Some older hedgehogs eventually need help with their food, whether it be crushing, or soaking so that it becomes soft.


----------



## Allysonbledsoe1 (Dec 1, 2009)

He is only 136 days old, i don't really know how many months and imma start counting his kitty food. He has adapted to 72 and 73 degree environment, the only thing that has reaally changed is that it is getting colder outside and his cage was on the wall that was the other side outside wall. If that makes any sense, he used to finish off a full bowl and like on that wall that was the other side is the outside wall he ate a little at a time and my stepmom put him on the warmer wall and he finished off half the bowl. Other than that its the same.


----------



## krbshappy71 (Jul 17, 2009)

So about four months old.
Another thought, do you have additional lighting for him during the day? I leave a light on all day in the hedgie room as they are sensitive to the shorter days in winter. You mentioned he ate better on the "warmer wall" so my thought would be to move him back or purchase additional heating. Some prefer warmer temperatures than others.

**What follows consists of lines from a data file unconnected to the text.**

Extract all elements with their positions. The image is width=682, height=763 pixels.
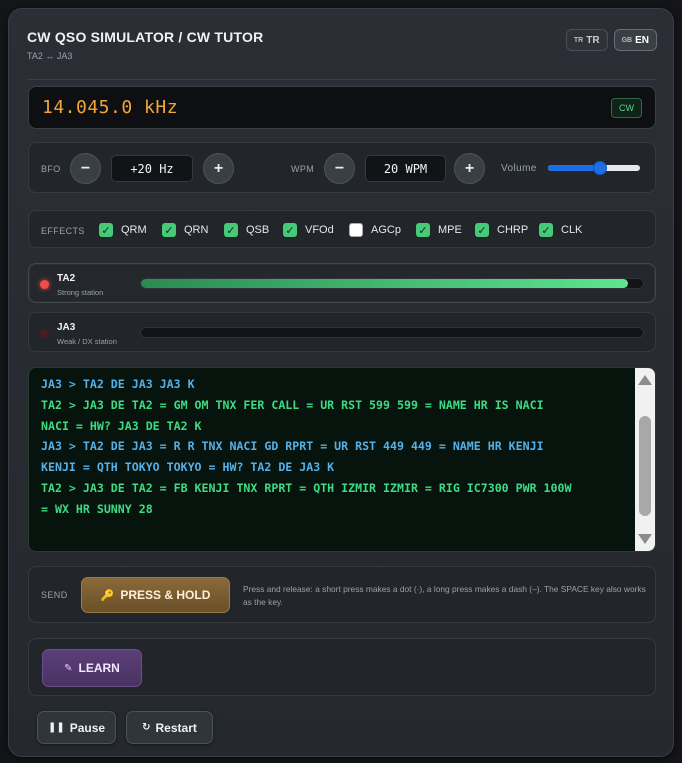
effect-checkbox[interactable]: ✓ <box>283 223 297 237</box>
wpm-label: WPM <box>291 164 315 174</box>
station-ja3: JA3 Weak / DX station <box>28 312 656 352</box>
bfo-value: +20 Hz <box>111 155 193 182</box>
effect-label: CLK <box>561 224 583 236</box>
learn-label: LEARN <box>78 661 120 675</box>
signal-meter <box>140 327 644 338</box>
effect-checkbox[interactable] <box>349 223 363 237</box>
effect-label: VFOd <box>305 224 334 236</box>
effect-checkbox[interactable]: ✓ <box>162 223 176 237</box>
signal-meter-fill <box>141 279 628 288</box>
effect-checkbox[interactable]: ✓ <box>539 223 553 237</box>
scroll-down-icon[interactable] <box>638 534 652 544</box>
lang-button-label: TR <box>586 34 600 46</box>
effect-clk[interactable]: ✓ CLK <box>539 223 582 237</box>
effect-checkbox[interactable]: ✓ <box>475 223 489 237</box>
station-idle-indicator <box>40 329 49 338</box>
volume-slider-thumb[interactable] <box>593 161 608 175</box>
restart-icon: ↻ <box>142 722 151 733</box>
page-subtitle: TA2 ↔ JA3 <box>27 51 73 61</box>
effect-qsb[interactable]: ✓ QSB <box>224 223 269 237</box>
bfo-increase-button[interactable]: + <box>203 153 234 184</box>
log-line: JA3 > TA2 DE JA3 JA3 K <box>41 377 195 391</box>
effect-agcp[interactable]: AGCp <box>349 223 401 237</box>
page-title: CW QSO SIMULATOR / CW TUTOR <box>27 29 264 45</box>
learn-button[interactable]: ✎ LEARN <box>42 649 142 687</box>
send-panel: SEND 🔑 PRESS & HOLD Press and release: a… <box>28 566 656 623</box>
effect-checkbox[interactable]: ✓ <box>99 223 113 237</box>
restart-label: Restart <box>155 720 197 735</box>
log-line: = WX HR SUNNY 28 <box>41 501 153 516</box>
effect-label: CHRP <box>497 224 529 236</box>
station-ta2: TA2 Strong station <box>28 263 656 303</box>
bfo-label: BFO <box>41 164 61 174</box>
wpm-increase-button[interactable]: + <box>454 153 485 184</box>
lang-button-tr[interactable]: TR TR <box>565 29 608 51</box>
station-description: Weak / DX station <box>57 337 117 346</box>
frequency-readout: 14.045.0 kHz <box>42 97 179 118</box>
header: CW QSO SIMULATOR / CW TUTOR TA2 ↔ JA3 TR… <box>27 29 657 71</box>
effect-chrp[interactable]: ✓ CHRP <box>475 223 528 237</box>
effects-label: EFFECTS <box>41 226 85 236</box>
gb-flag-icon: GB <box>621 36 633 44</box>
bfo-decrease-button[interactable]: − <box>70 153 101 184</box>
wpm-value: 20 WPM <box>365 155 446 182</box>
pause-button[interactable]: ❚❚ Pause <box>37 711 116 744</box>
effect-checkbox[interactable]: ✓ <box>224 223 238 237</box>
effect-qrn[interactable]: ✓ QRN <box>162 223 208 237</box>
volume-label: Volume <box>501 163 537 174</box>
header-divider <box>27 79 657 80</box>
scrollbar-thumb[interactable] <box>639 416 651 516</box>
effect-mpe[interactable]: ✓ MPE <box>416 223 462 237</box>
effect-checkbox[interactable]: ✓ <box>416 223 430 237</box>
volume-slider[interactable] <box>548 161 640 175</box>
effect-label: QSB <box>246 224 270 236</box>
effect-qrm[interactable]: ✓ QRM <box>99 223 147 237</box>
station-name: JA3 <box>57 322 76 333</box>
send-label: SEND <box>41 590 68 600</box>
effect-vfod[interactable]: ✓ VFOd <box>283 223 334 237</box>
effect-label: QRN <box>184 224 209 236</box>
app-window: CW QSO SIMULATOR / CW TUTOR TA2 ↔ JA3 TR… <box>8 8 674 757</box>
qso-log-lines: JA3 > TA2 DE JA3 JA3 K TA2 > JA3 DE TA2 =… <box>41 374 631 520</box>
lang-button-label: EN <box>635 34 649 46</box>
log-scrollbar[interactable] <box>635 368 655 551</box>
tuning-controls: BFO − +20 Hz + WPM − 20 WPM + Volume <box>28 142 656 193</box>
station-name: TA2 <box>57 273 76 284</box>
log-line: TA2 > JA3 DE TA2 = FB KENJI TNX RPRT = Q… <box>41 480 572 495</box>
language-switcher: TR TR GB EN <box>565 29 657 51</box>
log-line: KENJI = QTH TOKYO TOKYO = HW? TA2 DE JA3… <box>41 460 335 475</box>
press-and-hold-button[interactable]: 🔑 PRESS & HOLD <box>81 577 230 613</box>
qso-log[interactable]: JA3 > TA2 DE JA3 JA3 K TA2 > JA3 DE TA2 =… <box>28 367 656 552</box>
wpm-decrease-button[interactable]: − <box>324 153 355 184</box>
tr-flag-icon: TR <box>573 36 584 44</box>
learn-icon: ✎ <box>64 662 73 674</box>
frequency-display: 14.045.0 kHz CW <box>28 86 656 129</box>
log-line: JA3 > TA2 DE JA3 = R R TNX NACI GD RPRT … <box>41 439 544 454</box>
log-line: TA2 > JA3 DE TA2 = GM OM TNX FER CALL = … <box>41 397 544 412</box>
press-and-hold-label: PRESS & HOLD <box>120 588 211 602</box>
effects-panel: EFFECTS ✓ QRM ✓ QRN ✓ QSB ✓ VFOd AGCp ✓ MPE ✓ CHRP ✓ C… <box>28 210 656 248</box>
send-help-text: Press and release: a short press makes a… <box>243 584 646 607</box>
mode-badge: CW <box>611 98 642 118</box>
lang-button-en[interactable]: GB EN <box>613 29 657 51</box>
effect-label: QRM <box>121 224 147 236</box>
log-line: NACI = HW? JA3 DE TA2 K <box>41 418 202 433</box>
scroll-up-icon[interactable] <box>638 375 652 385</box>
pause-icon: ❚❚ <box>47 722 65 733</box>
signal-meter <box>140 278 644 289</box>
station-description: Strong station <box>57 288 104 297</box>
station-active-indicator <box>40 280 49 289</box>
restart-button[interactable]: ↻ Restart <box>126 711 213 744</box>
pause-label: Pause <box>69 720 106 735</box>
effect-label: AGCp <box>371 224 401 236</box>
effect-label: MPE <box>438 224 462 236</box>
key-icon: 🔑 <box>100 589 115 602</box>
learn-panel: ✎ LEARN <box>28 638 656 696</box>
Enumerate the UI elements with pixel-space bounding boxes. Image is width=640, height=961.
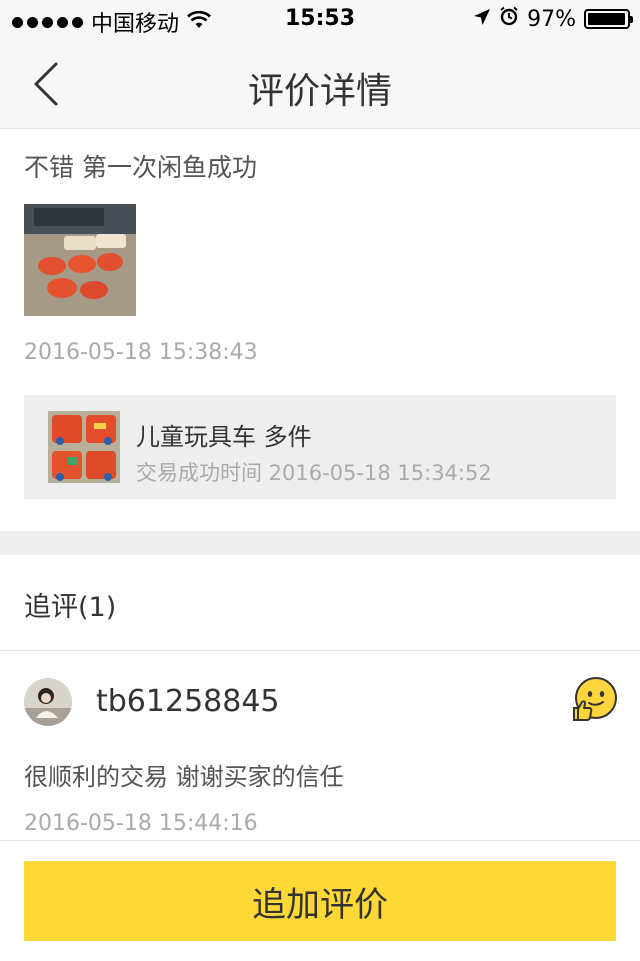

Counting kibble and weighing him will help you see if he is losing weight. Eating less wouldn't be a big deal if he's just maturing and not eating as much but losing weight isn't good.


----------



## Allysonbledsoe1 (Dec 1, 2009)

*I really do think it might be that he is maturing because like he will eat a little bit one day and the next a little more and it changes everyday. Is that a sign he is maturing? *


----------



## Pipkin (Aug 26, 2009)

Hiya

Turbo is around the same age as your hedgie and he used to finish off a bowl when he was little, now though some nights he hardly touches it. I assumed this was because he had matured although i do give him a variety of food and some he eats more of than others, i assume this preference so maybe try giving him a different flavour. I was giving Turbo chicken flavoured cat food, then i gave him fish flavoured and he gobbles that up but leaves the chicken. He hasn't lost weight at all and he is a good weight and has remained at that i guess he's just a little fussy because he sure gobbles his treats down :lol:


----------



## Allysonbledsoe1 (Dec 1, 2009)

Thank you!! But i thought you werent supposed to give them fish flavored.. i read that somewhere but yeah im going to try that.. Thank You its helped me very much


----------



## Nancy (Aug 22, 2008)

They can have fish based foods, it's just that it can make for some pretty stinky poop. :lol:


----------



## Pipkin (Aug 26, 2009)

I heard alot of people say their hedgies wont eat fish sflavoured foods. Turbos breeder said they prefer the chicken and wont eat the fish flavoured but Turbo loves the fish stuff  

And his poop isnt stinky, it might be when it first comes out but his room never stinks and when i clean it in morning its not even smelly. I know babies poop is smellier though.


----------



## Allysonbledsoe1 (Dec 1, 2009)

Oh okies. just making Sure..


----------